On the bank, rescuers held their breath. It was clear that the helicopter was straining at full power, that it had nothing left. Even if the guy caught the basket, his weight might be enough to pull the helicopter over.

Caffery flew down one more time.

“Closer, another five feet,” Litzinger yelled, hanging out the side.

Caffery’s hands were bleeding from pulling so hard.

“We don’t have the power,” Caffery shouted into his microphone. “We have to abort. Abort!”

“Don’t leave me!” the man screamed.

“Artie,” Caffery said, as the helicopter pulled away. “This guy’s a goner.”

*

Rescuers were running out of options. They needed a new plan -- fast.

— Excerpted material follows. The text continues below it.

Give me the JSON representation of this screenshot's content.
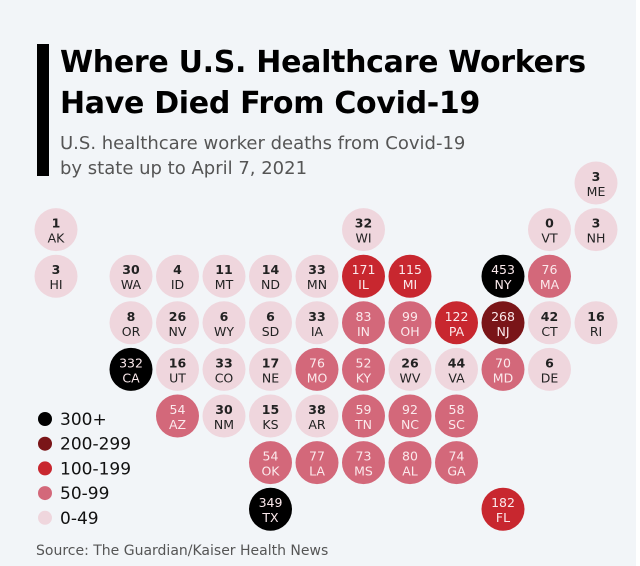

They decided to attach two lines to the rescue ring, one hooked to the shore, the other to the helicopter. The pilots would lower the ring in the hope that the man in the water could catch it and rescuers could drag him ashore.

But there was no way to convey this to the victim.

“I can’t hold on much longer,” he cried. “Help me.”

In minutes, the helicopter was back, the orange ring swinging next to the pontoons.

Litzinger leaned out as far as he could, spray hammering his face. He was staring straight into the abyss.

The man covered his face with his hands. He stumbled. The wash from the helicopter was churning up waves that lashed against him. He was losing his foothold.

The ring was directly over his head.

But the gusts were too strong. He fell face first, disappearing into the water.

“No!” Litzinger screamed.

“Oh my God, he’s gone,” Comfort yelled from the shore.

Moriarty lunged forward, but the men on his rope held him back.

Carella closed his eyes. He couldn’t bear to look.

In the air, Caffery and Litzinger watched the blue speck of Michael’s jacket disappear.

Then suddenly it bobbed back up. He was still clinging to something.

His legs were dangling right over the falls.

Next week: Out of options, rescuers try a 1-in-a-million shot.

*

THE STORY SO FAR

Emergency rescue calls come all the time at Niagara Falls, long a magnet for daredevils and suicides. But police had never seen anything like this -- a man trapped at the very brink, his feet wedged in a rock, his body swaying in the mist as the thunderous current tried to pull him over. It happened in March. Rescuers were certain that the torrent or the cold would finish him in minutes. Yet he hung on as rescuers lowered two of their own into the raging rapids to try to help him. One false move and everyone would perish.